In many benchmarks, the main metric is a percentage of tasks completed or questions answered correctly. Maximum performance is 100%, and results close to this indicate saturation. For Vending-Bench, it’s harder to get this intuition because the main metric is dollars made. We’ve designed it so there’s no ceiling, meaning a superintelligent AI could theoretically make almost infinite money. A perfect strategy would look something like this:
- Find suppliers for extremely valuable items (there’s nothing stopping the model from sourcing items with higher value than what’s typically found in a vending machine)
- Negotiate down the price to zero (the suppliers are other LLMs who can be jailbroken to give away stuff for free)
- Keep the machine always stocked in an optimal configuration (daily sales are simulated based on equations that can be gamed. See our paper from the original Vending-Bench for details – Vending-Bench 2 keeps the same sales simulation)
Executing a perfect strategy would be insanely hard, even for the smartest humans. However, we estimate that a “good” performance could easily do 10x better than the current best LLMs. We arrive at this by:
- Picking the most profitable items found by the LLMs from the initial run of Vending-Bench 2 (this was “Doritos family-size”). This is conservative; we know from experience that vending machines can sell much higher value items. Our real-life AI vending machines sell tungsten cubes for $500.

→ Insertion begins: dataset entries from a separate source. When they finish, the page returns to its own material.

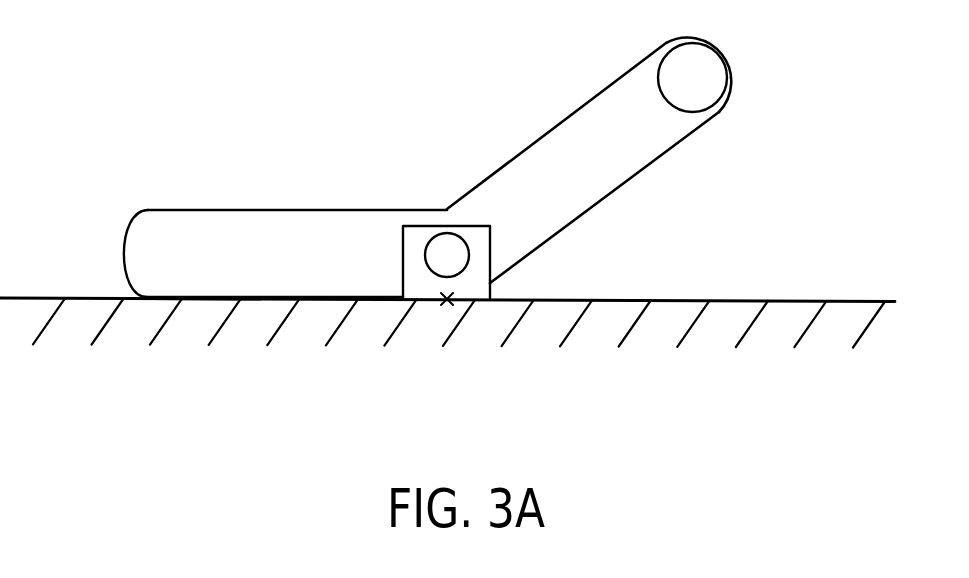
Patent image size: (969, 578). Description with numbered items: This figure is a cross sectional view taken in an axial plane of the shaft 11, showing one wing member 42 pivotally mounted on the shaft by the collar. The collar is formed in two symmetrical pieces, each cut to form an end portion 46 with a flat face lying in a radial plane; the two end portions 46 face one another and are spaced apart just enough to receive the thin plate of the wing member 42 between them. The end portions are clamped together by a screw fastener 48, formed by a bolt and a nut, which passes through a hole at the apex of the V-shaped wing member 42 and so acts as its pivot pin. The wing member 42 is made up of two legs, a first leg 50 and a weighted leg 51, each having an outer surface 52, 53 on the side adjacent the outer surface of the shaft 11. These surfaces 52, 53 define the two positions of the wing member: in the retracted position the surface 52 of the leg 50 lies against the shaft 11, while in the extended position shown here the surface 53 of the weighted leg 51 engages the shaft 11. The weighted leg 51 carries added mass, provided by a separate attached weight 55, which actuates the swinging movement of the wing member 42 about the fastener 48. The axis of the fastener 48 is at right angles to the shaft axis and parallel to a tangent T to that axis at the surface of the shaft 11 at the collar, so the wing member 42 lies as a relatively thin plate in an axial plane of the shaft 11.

The shaft 11 is at (727, 315).
The wing member 42 is at (266, 204).
The end portion 46 is at (418, 298).
The screw fastener 48 is at (442, 253).
The leg 50 is at (152, 247).
The weighted leg 51 is at (636, 149).
The outer surface of leg 52 is at (209, 302).
The outer surface of leg 53 is at (553, 243).
The attached weight 55 is at (705, 72).
The tangent T is at (448, 303).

- Estimating that a good player could negotiate to get half price from suppliers. Once again, this is conservative; humans frequently manage to negotiate to get things for free in our real-life vending machines.
- Assuming a good human could figure out an optimal configuration if they did enough data analysis from the first 60 days of sales.
Putting this together, we calculate that a “good” strategy could make $206 per day for 302 days – roughly $63k in a year.
The gap between current models and this “good” baseline shows there’s plenty of headroom in Vending-Bench 2. Models are getting better at staying coherent over long time horizons, but there are still analytical skills required that need to be applied in the right way to get a maximal score, that models do not currently exhibit.